The pattern of loss itself differs between sexes, which is part of why men’s hair loss appears more dramatic. Male pattern hair loss typically starts at the temples and crown, then expands until only a horseshoe-shaped band of hair remains on the sides and back. In its most advanced form, the entire top of the scalp is bare.

Women lose hair differently. The frontal hairline is almost always preserved. Instead, hair thins diffusely across the top of the scalp, often in what’s described as a “Christmas tree” pattern: widest at the front part line and narrowing toward the back. Because women rarely develop the fully bald patches that men do, their hair loss can be less visible even when it’s significant. A woman might lose 50% of her hair density before it becomes obvious to others, while a man’s receding hairline or bald spot is apparent much earlier.

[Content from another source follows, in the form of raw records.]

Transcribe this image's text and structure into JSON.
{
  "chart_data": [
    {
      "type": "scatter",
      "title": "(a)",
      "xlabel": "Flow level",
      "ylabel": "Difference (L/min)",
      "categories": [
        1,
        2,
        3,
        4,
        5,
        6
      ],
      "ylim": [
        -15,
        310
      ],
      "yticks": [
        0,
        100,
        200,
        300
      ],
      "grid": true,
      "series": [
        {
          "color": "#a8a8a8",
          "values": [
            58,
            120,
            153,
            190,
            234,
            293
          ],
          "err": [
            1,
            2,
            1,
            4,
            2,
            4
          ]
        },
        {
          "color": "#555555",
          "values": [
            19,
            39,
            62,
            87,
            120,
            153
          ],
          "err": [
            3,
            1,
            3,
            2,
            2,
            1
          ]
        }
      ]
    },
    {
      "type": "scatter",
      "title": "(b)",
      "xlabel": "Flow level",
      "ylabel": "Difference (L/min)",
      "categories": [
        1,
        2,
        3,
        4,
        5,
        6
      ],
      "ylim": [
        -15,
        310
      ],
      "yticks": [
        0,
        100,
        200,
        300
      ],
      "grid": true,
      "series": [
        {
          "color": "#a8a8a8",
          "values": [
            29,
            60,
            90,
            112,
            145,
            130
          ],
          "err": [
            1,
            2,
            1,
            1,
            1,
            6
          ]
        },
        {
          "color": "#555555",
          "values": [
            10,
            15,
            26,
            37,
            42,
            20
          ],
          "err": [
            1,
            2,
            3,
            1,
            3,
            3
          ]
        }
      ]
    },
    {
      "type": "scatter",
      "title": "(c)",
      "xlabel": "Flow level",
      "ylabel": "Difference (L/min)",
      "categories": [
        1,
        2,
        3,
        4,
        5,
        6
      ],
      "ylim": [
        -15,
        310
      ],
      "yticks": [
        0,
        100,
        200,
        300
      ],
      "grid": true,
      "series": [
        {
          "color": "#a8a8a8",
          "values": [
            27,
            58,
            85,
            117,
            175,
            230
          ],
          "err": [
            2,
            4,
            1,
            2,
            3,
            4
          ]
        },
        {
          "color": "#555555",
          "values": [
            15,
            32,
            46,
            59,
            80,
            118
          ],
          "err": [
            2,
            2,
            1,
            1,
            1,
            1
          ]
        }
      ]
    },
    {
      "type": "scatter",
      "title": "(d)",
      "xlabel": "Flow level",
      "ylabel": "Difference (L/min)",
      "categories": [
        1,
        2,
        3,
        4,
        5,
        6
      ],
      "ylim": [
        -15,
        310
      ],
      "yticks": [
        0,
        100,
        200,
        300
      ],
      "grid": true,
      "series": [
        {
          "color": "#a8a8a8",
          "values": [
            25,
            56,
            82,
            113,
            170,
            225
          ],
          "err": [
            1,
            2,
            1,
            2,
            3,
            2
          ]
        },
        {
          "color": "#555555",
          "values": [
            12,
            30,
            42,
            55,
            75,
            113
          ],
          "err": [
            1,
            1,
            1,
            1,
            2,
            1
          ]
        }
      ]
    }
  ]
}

Why Treatments Work Differently by Sex

The biological differences between male and female hair loss also explain why treatments aren’t interchangeable. The most well-known hair loss drug, finasteride, works by blocking 5-alpha reductase and reducing DHT production. It’s FDA-approved for men and effective for many of them. But a major clinical trial found it ineffective for postmenopausal women at standard doses. Since women’s hair loss is driven less by DHT alone and more by the loss of estrogen’s protective effects, blocking DHT doesn’t address the full picture.

Topical minoxidil, which stimulates blood flow to follicles and extends the growth phase, is the first-line treatment for both sexes. For women with elevated androgen levels specifically, higher doses of DHT blockers can help, but these cases represent a subset rather than the norm. The treatment gap mirrors the biological gap: men’s hair loss has a clearer single target (DHT), while women’s involves a more complex hormonal shift.

The Short Answer

Men lose hair more than women because of a compounding series of biological disadvantages. They produce more testosterone. Their scalps convert more of it into the follicle-shrinking hormone DHT. They lack the aromatase enzyme levels that would divert testosterone toward protective estrogen. They inherit their primary hair loss gene on a single X chromosome with no backup copy. And their hair loss pattern creates visible bald areas rather than diffuse thinning. Each factor on its own would tip the scales. Together, they explain why hair loss is so much more common, more severe, and more visible in men.